Reciclar, reutilizar y reducir, términos que décadas atrás sólo utilizaban activistas del ambiente, se convirtieron en hábitos comunes de vecinos que participan de la separación de residuos, de niños que desde muy pequeños saben diferenciar tipos de basura, de empresas que separan en origen y se consolidaron en políticas públicas, lo que llevó a la Unesco a disponer de un Día Mundial del Reciclaje que se conmemora el 17 de mayo.
La fecha busca difundir el respeto por el ambiente y la importancia de la práctica de reciclaje, la reutilización de materiales y la reducción del consumo de productos poco amigables para el planeta, como envases con exceso de plástico.
Los 3 millones de habitantes de la ciudad de Buenos Aires, junto a los 3,5 millones y medio de personas que la visitan diariamente, generan unas “6.500 toneladas de residuos por día, de las cuales se procesa el 73% y de ese porcentaje, se recupera un 78%. Es decir que, el recupero neto de la basura producida es el 57%”, precisaron fuentes del ministerio de Ambiente y Espacio Público porteño.
Pocos kilómetros hacia el sur, en el municipio de Avellaneda, diariamente se producen unas 340 toneladas de residuos de los cuales “entre el 40 y el 60 por ciento se pueden reciclar”, destacó Griselda Seoane, de la Dirección de Higiene Urbana de la comuna.
“Vivimos un cambio de paradigma. Hace poco más de dos décadas, se intentaba explicar qué era reciclar, por qué era importante hacerlo y cuáles eran los métodos más efectivos. En la actualidad, y como consecuencia de incorporar el cuidado del medio ambiente como política pública de muchos municipios, hay cosas que ya están incorporadas en los ciudadanos”, explicó Seoane. “Todo empieza por casa. Si todos los vecinos pudieran separar los residuos secos, como papel, cartón y botellas; de los húmedos u orgánicos evitaríamos enterrar más de la mitad de la basura”, explicó Seoane y recordó que en su municipio funciona un servicio diferenciado para la recolección de “secos o reciclables”.

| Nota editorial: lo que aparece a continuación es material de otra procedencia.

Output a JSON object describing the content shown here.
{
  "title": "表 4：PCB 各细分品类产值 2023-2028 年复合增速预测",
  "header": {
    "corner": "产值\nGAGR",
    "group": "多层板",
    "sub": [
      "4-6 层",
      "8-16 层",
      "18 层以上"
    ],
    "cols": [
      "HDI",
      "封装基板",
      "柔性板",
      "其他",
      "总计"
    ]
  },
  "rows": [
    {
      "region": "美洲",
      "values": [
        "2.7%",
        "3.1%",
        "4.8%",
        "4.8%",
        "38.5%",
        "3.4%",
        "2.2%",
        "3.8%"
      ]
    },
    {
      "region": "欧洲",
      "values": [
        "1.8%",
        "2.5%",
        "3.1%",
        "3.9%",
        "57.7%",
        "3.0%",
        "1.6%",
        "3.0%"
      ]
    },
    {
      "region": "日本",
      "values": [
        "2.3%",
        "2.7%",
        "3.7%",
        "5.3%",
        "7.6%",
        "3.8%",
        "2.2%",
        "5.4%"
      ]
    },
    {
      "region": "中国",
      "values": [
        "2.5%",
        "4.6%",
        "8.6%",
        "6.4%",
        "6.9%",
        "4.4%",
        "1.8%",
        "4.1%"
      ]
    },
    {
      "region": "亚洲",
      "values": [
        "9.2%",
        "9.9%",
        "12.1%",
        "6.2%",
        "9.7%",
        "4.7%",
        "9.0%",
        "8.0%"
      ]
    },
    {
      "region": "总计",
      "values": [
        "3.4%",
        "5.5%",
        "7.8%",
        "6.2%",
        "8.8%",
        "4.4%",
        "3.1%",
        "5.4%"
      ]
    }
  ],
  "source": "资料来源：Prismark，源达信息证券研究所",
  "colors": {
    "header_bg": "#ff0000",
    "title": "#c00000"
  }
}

Un grupo de voluntarios del partido de Quilmes creó la organización Eco.Punto Bernal y un sábado al mes juntan material reciclable, lo clasifican y llevan a la cooperativa de cartoneros de Villa Itatí.
“Lo más lindo de la actividad es que lo hacemos con la gente del barrio, que se suma, participa, nos ayudan y sobre todo llegan a su casa y llevan el conocimiento sobre el reciclaje”, explicó Agostina Filippone una de las referentes de Eco.Punto Bernal. “Se despertó un interés enorme por el ambiente en los últimos 20 años, que un nene de 6 años sepa diferenciar un plástico 4 de uno 5, habla de un cambio cultural de toda la sociedad”.